İtalya’da mafya ve devlet arasındaki yakın bağlantıları kaleme aldığı için hem İtalya devleti hem de mafya tarafından ölümle tehdit edilen ve bu yüzden senelerdir uluslararası insan hakları kuruluşlarının sağladığı korumayla yaşamını sürdürebilen gazeteci Roberto Saviano, Almanya’de geçtiğimiz günlerde kendisine verilen ödülü alırken yaptığı konuşmada şöyle diyordu:
“Para kokar aslında. Para kan kokar. Kir kokar. Kaçak petrolün, silahın, karanlık ilişkilerin kokusu siner üzerine… Suriye’de IŞİD, bu parayı kullanıyor mesela… O paralardan bu kokuları temizleyen merkezler var Avrupa’da… Yazar, bunları bilmek, yazmak ve sonuçlarına katlanmak zorundadır.”
Saviona, bir gazeteci olarak bir yandan dünyadaki kirli ilişkilere vurgu yapıp bir yandan da kendi sorumluluklarını belirtiyor. Komünistlerin, devrimcilerin ise bu sorumluluklara ek ve daha büyük bir görevi vardır: Dünya halklarını yoksulluğa, göçe, ölüme mahkum eden bu çıkar ilişkilerini altüst etmek ve dünya halklarının çıkarına bir dünyayı inşa etmek…

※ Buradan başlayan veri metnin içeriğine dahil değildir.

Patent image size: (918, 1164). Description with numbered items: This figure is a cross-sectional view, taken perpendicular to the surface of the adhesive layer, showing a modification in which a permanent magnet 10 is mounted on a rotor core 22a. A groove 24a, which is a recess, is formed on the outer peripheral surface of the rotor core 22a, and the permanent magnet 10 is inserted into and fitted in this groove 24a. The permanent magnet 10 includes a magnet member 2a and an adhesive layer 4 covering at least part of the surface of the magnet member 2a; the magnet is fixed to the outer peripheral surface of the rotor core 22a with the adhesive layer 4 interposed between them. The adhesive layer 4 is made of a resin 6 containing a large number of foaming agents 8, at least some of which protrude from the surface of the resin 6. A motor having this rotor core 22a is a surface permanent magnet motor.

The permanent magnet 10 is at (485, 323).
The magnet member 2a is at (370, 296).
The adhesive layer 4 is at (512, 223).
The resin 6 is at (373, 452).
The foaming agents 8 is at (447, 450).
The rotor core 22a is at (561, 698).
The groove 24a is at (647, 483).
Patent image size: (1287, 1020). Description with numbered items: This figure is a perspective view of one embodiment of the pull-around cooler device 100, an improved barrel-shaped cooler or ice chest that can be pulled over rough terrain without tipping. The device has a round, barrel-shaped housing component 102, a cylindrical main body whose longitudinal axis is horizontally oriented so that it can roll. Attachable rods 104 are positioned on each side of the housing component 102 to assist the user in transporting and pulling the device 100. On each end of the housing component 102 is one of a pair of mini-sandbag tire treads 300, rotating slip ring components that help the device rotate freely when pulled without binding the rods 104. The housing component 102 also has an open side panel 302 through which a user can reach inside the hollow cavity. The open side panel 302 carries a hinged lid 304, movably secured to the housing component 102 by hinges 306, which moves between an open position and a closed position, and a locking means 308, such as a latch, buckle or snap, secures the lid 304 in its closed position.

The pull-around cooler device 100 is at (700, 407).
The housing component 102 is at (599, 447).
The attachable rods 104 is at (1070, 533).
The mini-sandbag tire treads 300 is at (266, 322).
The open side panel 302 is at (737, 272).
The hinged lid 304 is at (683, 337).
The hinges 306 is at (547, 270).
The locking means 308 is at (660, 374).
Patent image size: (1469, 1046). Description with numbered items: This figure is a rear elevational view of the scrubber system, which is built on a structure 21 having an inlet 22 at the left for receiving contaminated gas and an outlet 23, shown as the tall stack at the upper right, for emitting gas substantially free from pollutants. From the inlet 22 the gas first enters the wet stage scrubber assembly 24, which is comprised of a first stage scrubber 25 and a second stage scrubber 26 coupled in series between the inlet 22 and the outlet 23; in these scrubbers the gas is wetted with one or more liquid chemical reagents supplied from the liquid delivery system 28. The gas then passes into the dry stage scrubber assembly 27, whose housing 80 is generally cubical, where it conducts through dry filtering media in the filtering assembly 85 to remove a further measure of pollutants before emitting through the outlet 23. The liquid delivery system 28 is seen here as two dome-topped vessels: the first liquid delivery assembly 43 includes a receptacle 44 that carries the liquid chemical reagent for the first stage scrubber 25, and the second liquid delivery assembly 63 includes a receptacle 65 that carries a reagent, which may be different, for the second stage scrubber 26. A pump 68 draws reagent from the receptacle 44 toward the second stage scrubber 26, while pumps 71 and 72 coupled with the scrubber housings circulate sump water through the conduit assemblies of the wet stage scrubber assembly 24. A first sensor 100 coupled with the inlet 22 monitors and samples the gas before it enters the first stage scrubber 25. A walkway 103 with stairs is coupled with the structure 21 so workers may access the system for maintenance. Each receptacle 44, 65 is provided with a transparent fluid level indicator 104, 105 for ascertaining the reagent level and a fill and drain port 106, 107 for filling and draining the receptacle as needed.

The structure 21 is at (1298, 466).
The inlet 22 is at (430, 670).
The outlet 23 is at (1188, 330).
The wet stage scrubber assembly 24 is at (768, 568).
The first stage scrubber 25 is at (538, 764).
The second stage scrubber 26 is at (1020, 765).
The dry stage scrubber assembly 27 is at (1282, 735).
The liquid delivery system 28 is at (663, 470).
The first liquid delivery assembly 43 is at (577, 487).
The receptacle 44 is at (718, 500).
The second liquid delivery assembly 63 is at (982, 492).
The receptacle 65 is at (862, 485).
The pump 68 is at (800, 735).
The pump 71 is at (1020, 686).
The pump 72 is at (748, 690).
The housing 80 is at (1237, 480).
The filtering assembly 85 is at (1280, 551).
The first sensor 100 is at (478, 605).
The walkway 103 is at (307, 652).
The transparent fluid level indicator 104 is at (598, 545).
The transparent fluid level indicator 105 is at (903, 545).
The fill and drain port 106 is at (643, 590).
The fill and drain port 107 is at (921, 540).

Bugün bir yandan KHK’lerle, bir yandan işten atma ve açığa almalarla, bir yandan da gözaltı, işkence ve tutuklama terörü ile OHAL’in her türlü yüzünü görmeye başlayan ülkede; komünistlerin ve devrimcilerin eksik bıraktığı ve tamamlaması için adım atması gereken nokta da burasıdır.